Subió al coche, el olor de su colonia llenando el espacio. “Joder, Carmen, estás increíble”, dijo, su mano rozándole el muslo apenas un segundo antes de que ella arrancara.
“No te pases aún, que tenemos una hora hasta Lleida”, respondió ella, riendo, pero el roce ya había encendido algo dentro. Condujo con una mezcla de calma y urgencia, el Audi deslizándose por la autopista mientras charlaban, coqueteaban, y las miradas se volvían más largas. Javier puso una mano en su rodilla, subiendo despacio hasta el borde del vestido, y ella lo apartó con un gesto juguetón. “Pórtate bien, mi nene, que llegaremos pronto.”
El pueblo apareció al caer la tarde, un puñado de casas entre campos rojizos. La masía estaba apartada, una construcción de piedra con un porche rodeado de tomates maduros y olivos retorcidos. Aparcaron, y el silencio los envolvió, roto solo por el crujir de la grava bajo sus pies. Carmen abrió la puerta, el aire fresco del interior oliendo a madera y pasado. “Bienvenido”, susurró, girándose hacia él. Javier dejó la mochila en el suelo, la atrajo por la cintura y la besó, un beso profundo, hambriento, que hizo crujir la tensión de días.

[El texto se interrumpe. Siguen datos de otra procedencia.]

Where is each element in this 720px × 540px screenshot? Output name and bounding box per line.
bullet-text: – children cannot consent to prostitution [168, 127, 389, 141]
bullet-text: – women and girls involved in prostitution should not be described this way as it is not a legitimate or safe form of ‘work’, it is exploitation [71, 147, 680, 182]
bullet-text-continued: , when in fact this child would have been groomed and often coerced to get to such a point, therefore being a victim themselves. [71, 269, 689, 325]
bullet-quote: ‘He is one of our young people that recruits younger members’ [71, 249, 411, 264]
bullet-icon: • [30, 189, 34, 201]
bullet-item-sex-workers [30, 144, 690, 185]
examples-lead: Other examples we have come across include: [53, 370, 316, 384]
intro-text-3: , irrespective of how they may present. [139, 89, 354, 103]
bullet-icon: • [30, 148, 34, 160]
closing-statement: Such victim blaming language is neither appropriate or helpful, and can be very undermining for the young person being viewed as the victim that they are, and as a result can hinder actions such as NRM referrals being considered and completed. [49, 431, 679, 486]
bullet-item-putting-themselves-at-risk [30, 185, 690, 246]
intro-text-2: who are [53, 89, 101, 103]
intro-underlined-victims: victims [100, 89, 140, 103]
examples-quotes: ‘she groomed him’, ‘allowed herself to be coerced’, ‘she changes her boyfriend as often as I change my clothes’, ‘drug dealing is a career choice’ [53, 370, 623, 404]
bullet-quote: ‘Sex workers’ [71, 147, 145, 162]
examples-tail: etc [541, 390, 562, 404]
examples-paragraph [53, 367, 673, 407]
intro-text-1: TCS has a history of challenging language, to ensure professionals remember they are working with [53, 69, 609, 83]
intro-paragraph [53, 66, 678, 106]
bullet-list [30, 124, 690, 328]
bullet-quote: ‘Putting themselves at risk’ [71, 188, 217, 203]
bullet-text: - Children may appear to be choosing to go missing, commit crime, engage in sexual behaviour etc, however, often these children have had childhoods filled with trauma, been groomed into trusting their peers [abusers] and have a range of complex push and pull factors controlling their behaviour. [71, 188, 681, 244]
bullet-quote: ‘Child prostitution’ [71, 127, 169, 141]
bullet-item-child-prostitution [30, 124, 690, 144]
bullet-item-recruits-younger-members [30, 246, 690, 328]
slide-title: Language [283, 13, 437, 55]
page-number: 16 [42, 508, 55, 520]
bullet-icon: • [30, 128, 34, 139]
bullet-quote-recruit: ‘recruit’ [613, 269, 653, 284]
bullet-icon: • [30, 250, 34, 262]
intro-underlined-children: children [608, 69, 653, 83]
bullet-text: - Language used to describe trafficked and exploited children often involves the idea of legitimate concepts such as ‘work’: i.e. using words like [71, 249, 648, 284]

“Esto es nuestro, guapa”, murmuró contra sus labios, sus manos ya buscando el borde del vestido. Ella rió, apartándose un paso. “Primero una copa, luego lo que quieras.” Pero ambos sabían que no habría mucho esperar. La masía era suya, y esa noche, con Luis a cientos de kilómetros y el mundo fuera de alcance, Carmen y Javier se perderían el uno en el otro como nunca antes.